Regarding religion, if they don't find a reason to kill others, then they won't. You act like people are animals waiting to pounce on other unsuspecting people to kill them. I, personally, am not looking for reasons to kill the person just to the right of me. I simply have no desire to harm this man. But according to you, I'm ready to pounce. But if you plant the idea in my head that this man is seconds away from whipping out a pistol and gunning me down, then that IDEA might change my actions.
Humans are animals. We have cognitive abilities, but that only separates us from the animal kingdom by one factor. We have the same lower-brain functions as animals, we just layer reason on top of those functions. Unfortunately, the ability to reason has not shown the ability to overcome those basic animal behaviors in all humans. Until that evolutionary step occurs, if it ever does, humans will still harm humans every single day.
The nail doesn't
have to be hammered, but the nail
will be hammered, because humans feel the need to hammer. Again, this is based on observed human behavior since the dawn of recorded history. Paleontologists have found numerous examples of humans who have died at the hands of other humans before any of the world's current major religions were ever founded. There is no evidence to suggest that humans ever have lived in any kind of utopian peace with each other, and being animals such a concept runs counter to observed behaviors.

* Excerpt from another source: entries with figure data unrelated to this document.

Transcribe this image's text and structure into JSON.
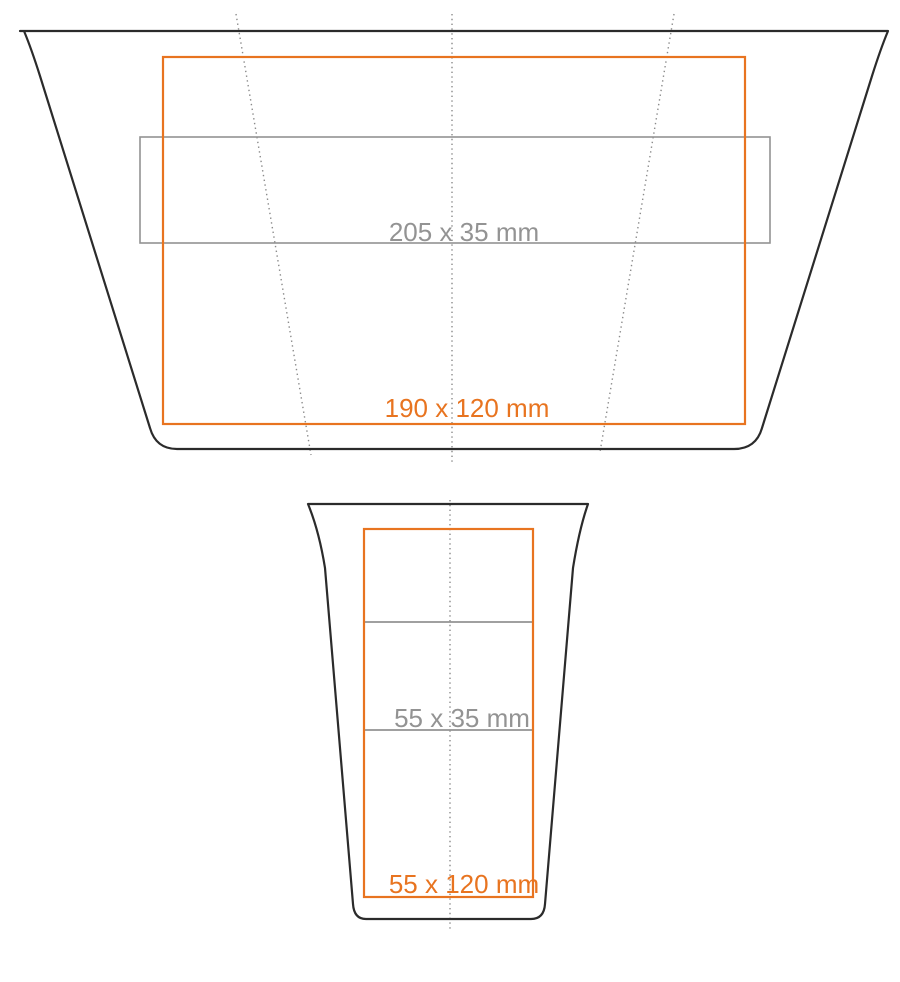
{
  "diagram": {
    "title": "cup imprint area template",
    "unfolded_view": {
      "name": "unfolded cup surface (top view)",
      "strip_area_label": "205 x 35 mm",
      "max_area_label": "190 x 120 mm"
    },
    "side_view": {
      "name": "cup side profile (front view)",
      "strip_area_label": "55 x 35 mm",
      "max_area_label": "55 x 120 mm"
    }
  },
  "colors": {
    "outline": "#2b2b2b",
    "orange": "#e87420",
    "gray": "#939393",
    "dotted": "#8a8a8a",
    "background": "#ffffff"
  }
}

Animals, including humans, compete for food, shelter, prosperity, safety, comfort... you name it. The basic things that all animals want, humans want, just in human ways. We use a variety of reasons to do this, with religion being just one of tens of thousands.
I am not telling you what I
want to happen. I am simply telling you what is easily observed to happen, and which has happened since before humans were truly
homo sapiens sapiens.
I agree that if they don't find a reason to harm others then humans won't, but those reasons to harm are as multitudinous as grains of sand on the beach. You're stepping into a weapons store with 10,000,000 weapons and saying, "If we take away
that gun, less people will be harmed." I'm saying that the difference between 10,000,000 excuses to harm people and 9,999,999 reasons to harm people are statistically zero.